The resulting span between such lights becomes 64 metre (210 feet), assuming a distance between each light of 5 light diameters. This interestingly is the wingspan of a Boeing 747-400 (Jumbo Jet) passenger aircraft (64 metre / 211 feet).

If the error margin is reduced, but still assuming a light half the size of the smallest the observer thought it could be, the resulting span calculations far exceed that of any known flying aircraft by at least a factor of 2 at 2,500 feet. Examples:

Aircraft with the largest known wingspan: Antonov 124 transporter (Russia)

73.0 metre = 239.51 feet

Lockheed C-5A Galaxy military transporter (USA)

67.9 metre = 222.71 feet

Largest commercial passenger jet wingspan: Boeing 747-400

64.4 metre = 211.30 feet

Another large, locally common, commercial jet: Airbus A340-300

60.3 metre = 197.84 feet

Military 'bat wing': Northrop B-2 Spirit Stealth Bomber (USA)
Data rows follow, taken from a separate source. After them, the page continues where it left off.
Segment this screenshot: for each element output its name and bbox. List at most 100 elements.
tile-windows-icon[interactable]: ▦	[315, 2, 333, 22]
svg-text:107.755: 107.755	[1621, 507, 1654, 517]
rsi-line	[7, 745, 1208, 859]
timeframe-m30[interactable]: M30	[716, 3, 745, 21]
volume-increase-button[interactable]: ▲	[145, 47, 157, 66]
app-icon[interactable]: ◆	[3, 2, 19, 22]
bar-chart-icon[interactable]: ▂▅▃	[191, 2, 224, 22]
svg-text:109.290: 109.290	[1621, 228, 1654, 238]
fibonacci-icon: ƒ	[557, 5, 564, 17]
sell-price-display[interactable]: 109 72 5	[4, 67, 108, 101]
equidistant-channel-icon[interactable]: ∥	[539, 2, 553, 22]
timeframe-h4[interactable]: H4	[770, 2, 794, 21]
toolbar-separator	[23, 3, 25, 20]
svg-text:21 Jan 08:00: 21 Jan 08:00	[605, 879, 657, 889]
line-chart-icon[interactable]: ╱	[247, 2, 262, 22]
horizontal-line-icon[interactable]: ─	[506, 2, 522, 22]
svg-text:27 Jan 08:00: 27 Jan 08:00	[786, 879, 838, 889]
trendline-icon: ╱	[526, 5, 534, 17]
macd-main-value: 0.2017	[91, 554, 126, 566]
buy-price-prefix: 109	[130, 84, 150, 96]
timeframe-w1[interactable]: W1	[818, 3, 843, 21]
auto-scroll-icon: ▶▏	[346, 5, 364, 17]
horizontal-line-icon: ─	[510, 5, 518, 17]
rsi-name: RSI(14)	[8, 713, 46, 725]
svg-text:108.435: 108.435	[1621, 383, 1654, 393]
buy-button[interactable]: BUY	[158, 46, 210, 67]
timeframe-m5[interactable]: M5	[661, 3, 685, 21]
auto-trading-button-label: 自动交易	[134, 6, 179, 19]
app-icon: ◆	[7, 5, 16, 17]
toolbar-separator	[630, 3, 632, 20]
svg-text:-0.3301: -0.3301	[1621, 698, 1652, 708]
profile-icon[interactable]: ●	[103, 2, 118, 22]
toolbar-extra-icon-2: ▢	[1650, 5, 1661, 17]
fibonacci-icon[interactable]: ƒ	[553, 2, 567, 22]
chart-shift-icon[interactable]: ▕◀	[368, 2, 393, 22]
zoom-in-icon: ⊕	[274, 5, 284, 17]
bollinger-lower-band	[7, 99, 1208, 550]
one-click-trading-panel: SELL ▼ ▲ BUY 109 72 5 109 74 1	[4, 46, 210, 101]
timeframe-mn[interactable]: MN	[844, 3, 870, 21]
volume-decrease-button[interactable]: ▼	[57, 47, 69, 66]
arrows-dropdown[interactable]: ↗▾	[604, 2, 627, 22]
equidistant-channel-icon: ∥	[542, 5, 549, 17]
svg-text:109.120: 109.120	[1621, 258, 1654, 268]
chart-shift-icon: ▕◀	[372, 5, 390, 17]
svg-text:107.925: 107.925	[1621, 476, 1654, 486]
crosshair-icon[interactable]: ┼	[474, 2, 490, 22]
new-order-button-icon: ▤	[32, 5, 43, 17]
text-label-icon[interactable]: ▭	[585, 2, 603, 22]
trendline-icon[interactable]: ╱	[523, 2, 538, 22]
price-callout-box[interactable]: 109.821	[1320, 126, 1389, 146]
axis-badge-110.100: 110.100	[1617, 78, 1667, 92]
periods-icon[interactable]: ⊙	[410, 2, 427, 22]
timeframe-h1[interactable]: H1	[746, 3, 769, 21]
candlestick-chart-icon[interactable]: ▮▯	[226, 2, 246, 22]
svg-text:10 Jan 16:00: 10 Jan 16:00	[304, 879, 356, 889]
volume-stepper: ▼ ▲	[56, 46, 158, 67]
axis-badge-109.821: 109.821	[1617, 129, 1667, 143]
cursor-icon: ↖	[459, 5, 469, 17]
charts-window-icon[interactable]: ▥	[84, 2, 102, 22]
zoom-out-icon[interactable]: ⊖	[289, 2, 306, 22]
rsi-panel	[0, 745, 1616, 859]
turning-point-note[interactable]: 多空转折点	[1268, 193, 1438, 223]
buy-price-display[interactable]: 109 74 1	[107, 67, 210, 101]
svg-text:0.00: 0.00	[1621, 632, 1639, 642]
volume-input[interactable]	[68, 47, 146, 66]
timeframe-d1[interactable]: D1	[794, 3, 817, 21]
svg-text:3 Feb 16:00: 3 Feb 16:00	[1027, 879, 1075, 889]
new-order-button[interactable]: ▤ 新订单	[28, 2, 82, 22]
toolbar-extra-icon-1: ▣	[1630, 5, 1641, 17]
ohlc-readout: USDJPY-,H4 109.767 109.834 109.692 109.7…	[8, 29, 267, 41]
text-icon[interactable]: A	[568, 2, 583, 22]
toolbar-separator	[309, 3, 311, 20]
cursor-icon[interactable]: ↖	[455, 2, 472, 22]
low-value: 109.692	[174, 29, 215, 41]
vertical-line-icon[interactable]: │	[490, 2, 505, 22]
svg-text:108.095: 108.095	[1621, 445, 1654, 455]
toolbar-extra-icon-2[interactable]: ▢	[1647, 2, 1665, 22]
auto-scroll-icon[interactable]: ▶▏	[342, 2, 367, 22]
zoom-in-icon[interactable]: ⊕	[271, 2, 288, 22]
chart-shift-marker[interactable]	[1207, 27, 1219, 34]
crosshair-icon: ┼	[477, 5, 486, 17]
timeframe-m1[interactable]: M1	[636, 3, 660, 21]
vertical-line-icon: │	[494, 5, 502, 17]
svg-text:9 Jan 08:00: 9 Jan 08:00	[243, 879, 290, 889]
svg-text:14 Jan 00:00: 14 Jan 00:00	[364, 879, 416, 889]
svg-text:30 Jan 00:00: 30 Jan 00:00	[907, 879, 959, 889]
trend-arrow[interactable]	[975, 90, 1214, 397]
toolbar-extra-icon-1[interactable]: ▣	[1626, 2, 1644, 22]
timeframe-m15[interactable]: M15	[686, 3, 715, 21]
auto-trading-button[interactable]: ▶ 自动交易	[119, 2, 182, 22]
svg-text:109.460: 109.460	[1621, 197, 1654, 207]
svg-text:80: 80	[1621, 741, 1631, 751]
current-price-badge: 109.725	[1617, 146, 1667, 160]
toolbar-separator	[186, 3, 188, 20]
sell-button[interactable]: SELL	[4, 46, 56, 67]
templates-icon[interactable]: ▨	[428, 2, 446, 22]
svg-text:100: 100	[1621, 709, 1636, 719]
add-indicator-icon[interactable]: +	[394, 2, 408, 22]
52.4 metre = 172.00 feet  

Other strange activity in this area

Two independent witnesses reported to UFO*BC a "V3" (my term) event that occurred around 10pm on the night of Wednesday 1998 March 18, this being 2-3 months after the event detailed in this report. This later event was reported from witnesses living near the Patullo Bridge which is just 2.5 km / 1.5 mile from where the "V7" light formation appears to have been.

Witness one reported:

"Earlier this evening I was visiting in the Patullo Bridge area of Surrey. My boyfriend and I were watching TV and were at a commercial break. He was half asleep and I was eagerly awaiting the beginning of Primetime. My eye caught a bright light out the window which faces the bridge looking towards the Coquitlam area. It was three round bright white lights in the shape of triangle with bluish rims around each. They were in a stealth bomber like shape where two of the lights are a little wider apart at the bottom. It was not directly above me but seemed to be tilted slightly so I could see the formation. It paused for only a second and then shot off to the west and down, leaving a stream of bright light. My first thought was a plane had crashed. I jumped up with a sick feeling in my stomach an got a little closer to the window waiting to see an explosion of light. However, nothing happened. The time was between 9:57 and 9:59pm."
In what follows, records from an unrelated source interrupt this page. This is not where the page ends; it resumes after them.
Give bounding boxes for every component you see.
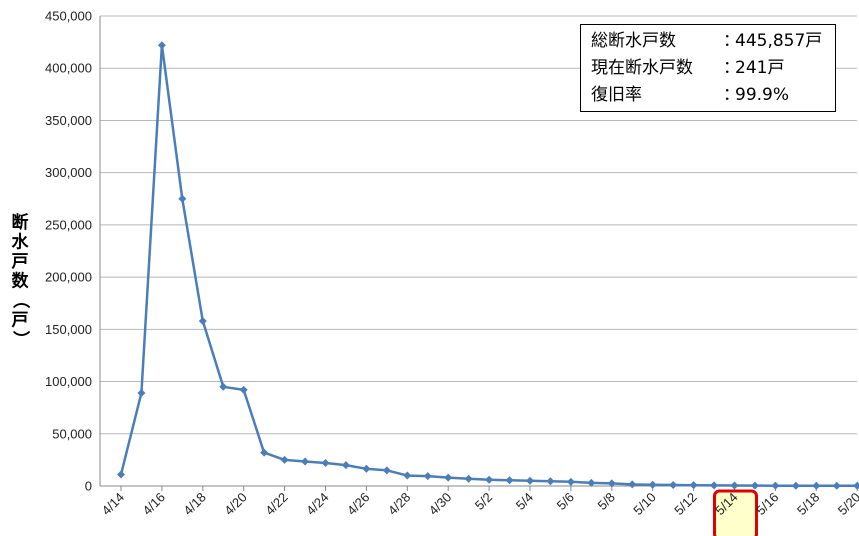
y-axis-label-char: 戸 [12, 311, 29, 331]
y-tick-label: 50,000 [52, 426, 92, 441]
data-point [178, 194, 187, 203]
data-point [526, 476, 534, 485]
y-tick-label: 150,000 [45, 322, 92, 337]
data-point [750, 481, 759, 490]
data-point [587, 478, 596, 487]
data-point [341, 461, 350, 470]
x-tick-label: 4/16 [140, 490, 169, 519]
data-point [362, 464, 371, 473]
summary-current-separator: ： [723, 58, 740, 78]
data-point [301, 457, 310, 466]
data-point [239, 385, 248, 394]
data-point [280, 455, 289, 464]
x-tick-label: 5/12 [671, 490, 700, 519]
summary-current-value: 241戸 [735, 58, 785, 78]
y-axis-label-char: 数 [12, 271, 30, 292]
x-tick-label: 4/30 [426, 490, 455, 519]
y-axis-label: 断水戸数（戸） [10, 212, 31, 348]
data-point [157, 41, 166, 50]
data-point [117, 470, 125, 479]
data-point [832, 481, 841, 490]
x-tick-label: 4/28 [385, 490, 414, 519]
data-point [198, 316, 207, 325]
summary-row-recovery: 復旧率 ： 99.9% [591, 82, 835, 109]
x-tick-label: 4/18 [180, 490, 209, 519]
data-point [669, 480, 678, 489]
data-point [566, 477, 575, 486]
data-point [812, 481, 821, 490]
y-axis-label-text: 断 [12, 212, 29, 233]
y-axis-label-char: （ [10, 292, 31, 309]
data-point [648, 480, 657, 489]
data-point [791, 481, 800, 490]
x-tick-label: 4/20 [221, 490, 250, 519]
y-tick-label: 450,000 [45, 9, 92, 24]
y-axis-label-char: 断 [12, 212, 29, 233]
x-tick-label: 5/18 [794, 490, 823, 519]
data-point [321, 459, 330, 468]
x-tick-label: 5/8 [595, 490, 618, 513]
x-tick-label: 4/14 [99, 490, 128, 519]
y-axis-label-text: 戸 [12, 252, 29, 272]
summary-row-current: 現在断水戸数 ： 241戸 [591, 55, 835, 82]
data-point [853, 481, 859, 490]
data-point [382, 466, 391, 475]
data-point [219, 382, 228, 391]
data-point [403, 471, 412, 480]
y-tick-label: 100,000 [45, 374, 92, 389]
x-tick-label: 5/2 [472, 490, 495, 513]
data-point [444, 473, 453, 482]
summary-box: 総断水戸数 ： 445,857戸 現在断水戸数 ： 241戸 復旧率 ： 99.… [580, 24, 836, 112]
data-point [628, 480, 637, 489]
y-axis-label-text: 数 [12, 271, 30, 292]
y-axis-label-text: （ [10, 292, 31, 309]
gridlines [100, 15, 857, 435]
y-tick-label: 200,000 [45, 270, 92, 285]
x-tick-label: 4/22 [262, 490, 291, 519]
summary-recovery-separator: ： [723, 85, 740, 105]
x-tick-label: 5/4 [513, 490, 536, 513]
y-axis-label-char: 戸 [12, 252, 29, 272]
data-point [423, 472, 432, 481]
summary-row-total: 総断水戸数 ： 445,857戸 [591, 28, 835, 55]
y-tick-label: 350,000 [45, 113, 92, 128]
data-point [607, 479, 616, 488]
summary-current-label: 現在断水戸数 [591, 58, 693, 78]
data-point [137, 389, 146, 398]
summary-recovery-value: 99.9% [735, 85, 790, 105]
y-axis-ticks: 0 50,000 100,000 150,000 200,000 250,000 300,0… [45, 9, 92, 494]
y-tick-label: 300,000 [45, 165, 92, 180]
data-point [260, 448, 269, 457]
data-point [464, 474, 473, 483]
x-tick-label: 5/20 [835, 490, 859, 519]
x-tick-label: 5/10 [630, 490, 659, 519]
summary-recovery-label: 復旧率 [591, 85, 642, 105]
x-tick-label: 4/26 [344, 490, 373, 519]
y-axis-label-text: ） [10, 331, 31, 348]
y-axis-label-text: 水 [12, 232, 30, 253]
data-point [771, 481, 780, 490]
y-axis-label-char: ） [10, 331, 31, 348]
y-axis-label-char: 水 [12, 232, 30, 253]
y-tick-label: 400,000 [45, 61, 92, 76]
y-tick-label: 0 [85, 479, 92, 494]
y-tick-label: 250,000 [45, 217, 92, 232]
data-point [546, 477, 555, 486]
x-tick-label: 5/6 [554, 490, 577, 513]
data-point [485, 475, 494, 484]
data-point [689, 481, 698, 490]
data-series [117, 41, 859, 490]
summary-total-value: 445,857戸 [735, 31, 823, 51]
data-point [730, 481, 739, 490]
highlight-box [713, 489, 758, 536]
y-axis-label-text: 戸 [12, 311, 29, 331]
data-point [505, 476, 514, 485]
summary-total-separator: ： [723, 31, 740, 51]
data-point [710, 481, 719, 490]
summary-total-label: 総断水戸数 [591, 31, 676, 51]
x-axis-ticks: 4/14 4/16 4/18 4/20 4/22 4/24 4/26 4/28 4/30 5/2 5… [99, 486, 859, 536]
x-tick-label: 4/24 [303, 490, 332, 519]
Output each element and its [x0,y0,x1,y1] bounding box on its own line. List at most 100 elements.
When I asked if there had been any structure between the lights that the witness could determine, the witness reported that:

There was "Definitely substance. It really looked like a stealth bomber shaped aircraft with a sleek smooth look".
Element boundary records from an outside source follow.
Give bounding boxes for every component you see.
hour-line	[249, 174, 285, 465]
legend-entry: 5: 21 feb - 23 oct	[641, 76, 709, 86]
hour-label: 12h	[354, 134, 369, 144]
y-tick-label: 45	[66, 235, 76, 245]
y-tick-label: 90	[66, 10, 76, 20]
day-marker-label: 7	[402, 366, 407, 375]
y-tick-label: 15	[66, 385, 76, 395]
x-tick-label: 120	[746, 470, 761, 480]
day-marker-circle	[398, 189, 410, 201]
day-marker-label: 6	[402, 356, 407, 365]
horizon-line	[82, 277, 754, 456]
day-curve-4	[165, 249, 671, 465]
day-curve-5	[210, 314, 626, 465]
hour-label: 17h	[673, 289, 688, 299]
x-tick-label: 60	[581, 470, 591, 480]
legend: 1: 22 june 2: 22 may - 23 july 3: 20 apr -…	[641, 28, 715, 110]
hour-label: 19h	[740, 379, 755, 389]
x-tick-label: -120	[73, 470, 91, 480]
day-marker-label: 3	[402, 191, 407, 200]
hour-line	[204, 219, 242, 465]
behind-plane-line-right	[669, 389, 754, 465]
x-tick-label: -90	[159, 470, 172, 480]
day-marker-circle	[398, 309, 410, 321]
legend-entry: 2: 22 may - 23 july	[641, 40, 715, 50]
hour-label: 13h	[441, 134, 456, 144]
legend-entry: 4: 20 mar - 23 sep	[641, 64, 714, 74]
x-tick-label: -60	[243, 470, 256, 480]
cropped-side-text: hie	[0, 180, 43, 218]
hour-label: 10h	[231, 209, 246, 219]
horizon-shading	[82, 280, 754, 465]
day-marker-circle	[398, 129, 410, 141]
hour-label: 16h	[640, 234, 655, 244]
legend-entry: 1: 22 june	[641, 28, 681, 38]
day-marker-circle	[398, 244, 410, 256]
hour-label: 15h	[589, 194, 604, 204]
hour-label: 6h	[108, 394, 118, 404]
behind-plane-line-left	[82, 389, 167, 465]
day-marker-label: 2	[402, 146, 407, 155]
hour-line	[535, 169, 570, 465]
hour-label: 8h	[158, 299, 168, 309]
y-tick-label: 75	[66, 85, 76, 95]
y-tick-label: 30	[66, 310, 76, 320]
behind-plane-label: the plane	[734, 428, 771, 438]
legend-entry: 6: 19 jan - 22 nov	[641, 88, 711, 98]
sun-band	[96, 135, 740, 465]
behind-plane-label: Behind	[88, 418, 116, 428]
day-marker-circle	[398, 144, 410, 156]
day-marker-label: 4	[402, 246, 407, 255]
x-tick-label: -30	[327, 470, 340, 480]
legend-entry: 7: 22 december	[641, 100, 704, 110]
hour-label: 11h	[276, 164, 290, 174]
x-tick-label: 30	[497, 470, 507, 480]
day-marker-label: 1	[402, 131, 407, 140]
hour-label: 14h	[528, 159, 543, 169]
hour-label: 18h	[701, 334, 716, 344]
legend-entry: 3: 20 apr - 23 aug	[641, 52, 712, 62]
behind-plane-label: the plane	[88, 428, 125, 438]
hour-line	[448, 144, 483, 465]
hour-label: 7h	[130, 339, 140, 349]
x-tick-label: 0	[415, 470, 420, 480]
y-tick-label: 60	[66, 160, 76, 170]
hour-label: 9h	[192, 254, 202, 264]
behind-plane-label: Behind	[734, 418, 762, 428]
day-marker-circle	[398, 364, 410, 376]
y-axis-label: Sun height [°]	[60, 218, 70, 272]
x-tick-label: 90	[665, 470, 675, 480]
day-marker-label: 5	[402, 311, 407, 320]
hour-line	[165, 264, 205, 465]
As for the lights, they were said to be:

"Just a little smaller than a dime at arms length and really bright".

A UFO*BC investigator who contacted the second witness described:

"I talked to the witness ... and he told me last night at 10:01 he was alerted to a bright white-blue light seen descending in the South-West sky. Although the object was first observed through his venetian blinds it was bright enough to bring him outside as he was certain he was seeing a plane crash. After being outside 5 minutes and content that he was going to see no more of the prior lightshow he was surprised to observe a orange fireball type light moving much slower than a comet once again heading South West. It then just "faded out" according to the witness".

These observations came just two days after a UFO*BC member had reported seeing a flying triangle over the city of Surrey, this to the south side of the Fraser River and not far from the area discussed in this report:

"... to-night about 11:15, I saw a triangular object moving at a really good clip in a s.e. direction. Didn't appear to be at a great altitude, not a sound heard. Definite triangle shape, with 3 (I think) very faint whitish coloured lights in a definite triangle shape. This would not have been noticed had I not been looking up at the precise moment it went by. Hard to imagine any one else seeing this unless they were looking at that part of the sky. I just popped out onto the back steps to look at the stars, and it went whizzing by. Fantastic! ... ".


The witness contacted UFO*BC on discovering it's web site, and did so in the hope that others had reported the event that she had experienced and which has been described in this report. They had not, and to this day this is the only eyewitness account that has been received about this event.